Abstract
Background
In recent years, there has been increased interest in respiratory intermediate inten-sive care units (RIICUs) as suitable environments when treating patients needing respiratory assistance. The aims of this study were to evaluate the dependence level of patients by use of a new scale, the Dependence Nursing Scale (DNS), for scoring the work activities of nurses and to compare the DNS score with accepted scores of illness severity, nursing work load, and clinical outcome.
Methods
The study was conducted in a 6-bed adult RIICU in an Italian respiratory rehabilitation department. Over 1 year, 111 consecutively admitted patients who required mechanical ventilation for acute on chronic respiratory failure (33 patients, Group 1), prolonged weaning from mechanical ventilation (33 patients, Group 2), or cardiopulmonary monitoring (45 patients, Group 3) were admitted to the study. At admission, demographic and anthropometric data, severity of disease (as determined by Acute Physi-ology and Chronic Health Evaluation [APACHE] II), nursing work load (as measured by the Nine Equivalents of Nursing Manpower Use Score, NEMS), and inspiratory muscle strength (maximal in-spiratory pressure) were recorded. The DNS score was determined at admission and at discharge. Mortality rate and days spent in the RIICU were also recorded. The DNS describes the dependence of patients needing increasing levels of nursing commitment, which is determined by scoring 13 tasks according to the amount of time spent on them by nursing staff.
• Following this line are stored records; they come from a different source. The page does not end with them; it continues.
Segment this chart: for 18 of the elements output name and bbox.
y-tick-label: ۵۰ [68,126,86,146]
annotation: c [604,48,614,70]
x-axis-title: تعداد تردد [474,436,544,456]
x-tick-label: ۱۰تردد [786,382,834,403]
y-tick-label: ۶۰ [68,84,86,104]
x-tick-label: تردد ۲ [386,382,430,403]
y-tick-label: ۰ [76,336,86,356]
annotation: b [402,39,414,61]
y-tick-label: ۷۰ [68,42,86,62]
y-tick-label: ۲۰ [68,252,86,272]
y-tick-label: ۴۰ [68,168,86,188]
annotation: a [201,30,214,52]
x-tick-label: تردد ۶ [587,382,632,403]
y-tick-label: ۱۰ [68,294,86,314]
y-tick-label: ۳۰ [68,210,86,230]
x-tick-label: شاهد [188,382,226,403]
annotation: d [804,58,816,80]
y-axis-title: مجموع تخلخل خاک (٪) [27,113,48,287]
Scoring is done by use of a scale with a minimum of 0 (no dependence) and increasing by 1 to a maximum according to the number of activities for each task. Total score for the DNS ranges from 0 to 45.
Results
At admission, the DNS score and the NEMS were significantly higher for patients in Group 2 than for patients in Groups 1 and 3. All tasks except tracheotomy care significantly improved, resulting in a significant decrease in the DNS score for all patients (from 18 ± 10 at admission to 10 ± 11 at discharge). At admission, the DNS score was significantly better correlated with the NEMS (r = 0.70) than with the APACHE II score, maximal inspiratory pressure, or the number of days spent in the RIICU.
Conclusions
Compared with scores for clinical illness severity and inspiratory muscle function, the DNS score can better predict the dependence level of patients and better reflect the nursing work load required for patients admitted to an RIICU.